参議院選挙で圧勝して、国政選挙がない「黄金の3年」を手にしたとされる岸田政権。しかし、大きな政策を実行に移すつもりだったら、今すぐ動き出さなくては間に合わない。政権にとって「3年」は決して長くないのだ。(経済評論家、楽天証券経済研究所客員研究員 山崎 元)
参院選を大勝でクリアした岸田首相
「黄金の3年」をどう使う?
さる7月10日に行われた参議院選挙は、単独で改選過半数を超える63議席を獲得する自由民主党の大勝となった。野党側に勝てそうな要素が全く見えない選挙だったから、与党側の勝利に不思議の感はないが、岸田政権としては政権運営における大きな関門をくぐり抜けたと言っていいだろう。
今後、岸田文雄首相自身が衆議院を解散しないかぎり、向こう3年にわたって大きな国政選挙がない。政権が、選挙への影響を気にせずに意図する政策を実現しやすい環境だという意味で、この期間を「黄金の3年(間)」と呼ぶ向きもある。
本稿では、対象を経済政策と経済・資本市場に絞るが、この3年間に何が実現するだろうか。
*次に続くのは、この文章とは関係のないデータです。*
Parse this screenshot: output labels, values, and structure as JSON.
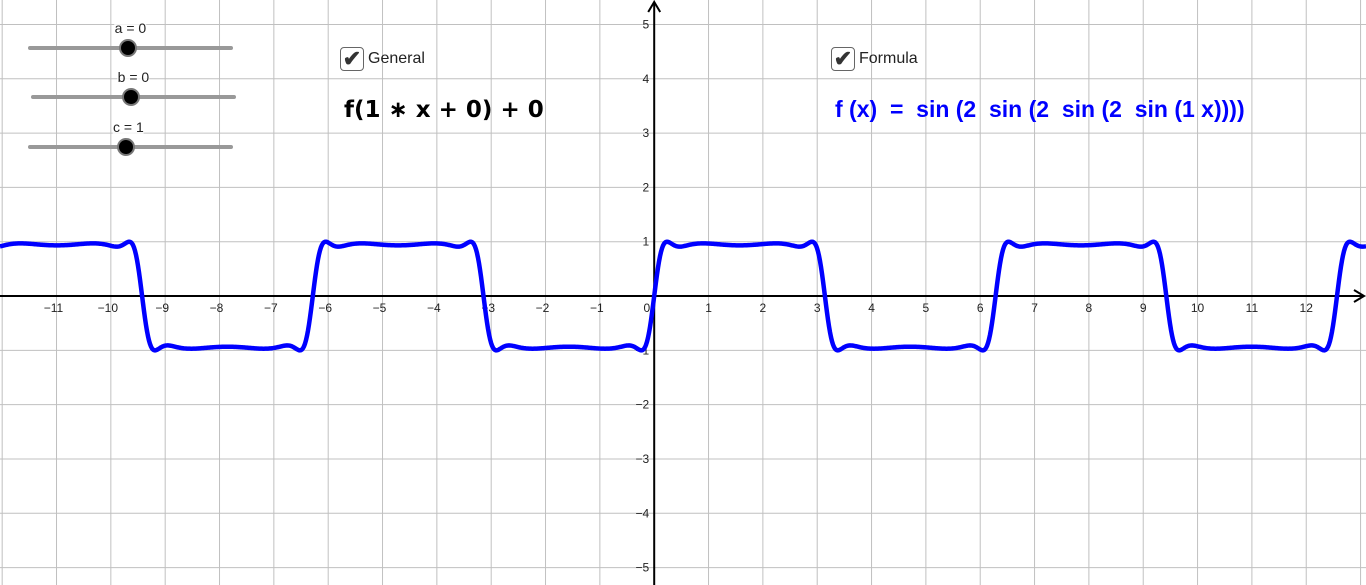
{
  "sliders": [
    {
      "label": "a = 0",
      "name": "a",
      "value": 0,
      "fraction": 0.49
    },
    {
      "label": "b = 0",
      "name": "b",
      "value": 0,
      "fraction": 0.49
    },
    {
      "label": "c = 1",
      "name": "c",
      "value": 1,
      "fraction": 0.48
    }
  ],
  "checkboxes": {
    "general": {
      "label": "General",
      "checked": true
    },
    "formula": {
      "label": "Formula",
      "checked": true
    }
  },
  "general_text": "f(1 ∗ x + 0) + 0",
  "formula_text": "f (x)  =  sin (2  sin (2  sin (2  sin (1 x))))",
  "colors": {
    "curve": "#0000ff",
    "formula": "#0000ff",
    "grid": "#c0c0c0",
    "axes": "#000000"
  },
  "chart_data": {
    "type": "line",
    "function": "sin(2 sin(2 sin(2 sin(1 x))))",
    "xlim": [
      -12.04,
      13.1
    ],
    "ylim": [
      -5.32,
      5.45
    ],
    "x_ticks": [
      -11,
      -10,
      -9,
      -8,
      -7,
      -6,
      -5,
      -4,
      -3,
      -2,
      -1,
      0,
      1,
      2,
      3,
      4,
      5,
      6,
      7,
      8,
      9,
      10,
      11,
      12
    ],
    "y_ticks": [
      -5,
      -4,
      -3,
      -2,
      -1,
      1,
      2,
      3,
      4,
      5
    ],
    "grid": true,
    "series": [
      {
        "color": "#0000ff"
      }
    ]
  }
}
また、何をするべきなのだろうか。
確かにスケジュール的にも選挙結果という重い事実の上でも、岸田首相は大きな政策的フリーハンドを得た。この「政治的資本」をどう使うかは、ご本人にとってだけでなく、国民にとっても大きな問題だ。
アベノミクスの見直し
中でも金融緩和政策はどうなる?
岸田氏の「黄金の3年」における経済政策にあって、大きなテーマが二つあると筆者は考えている。そのうちの一つは「アベノミクス」、特にその中でも金融緩和政策をどう扱うかだ。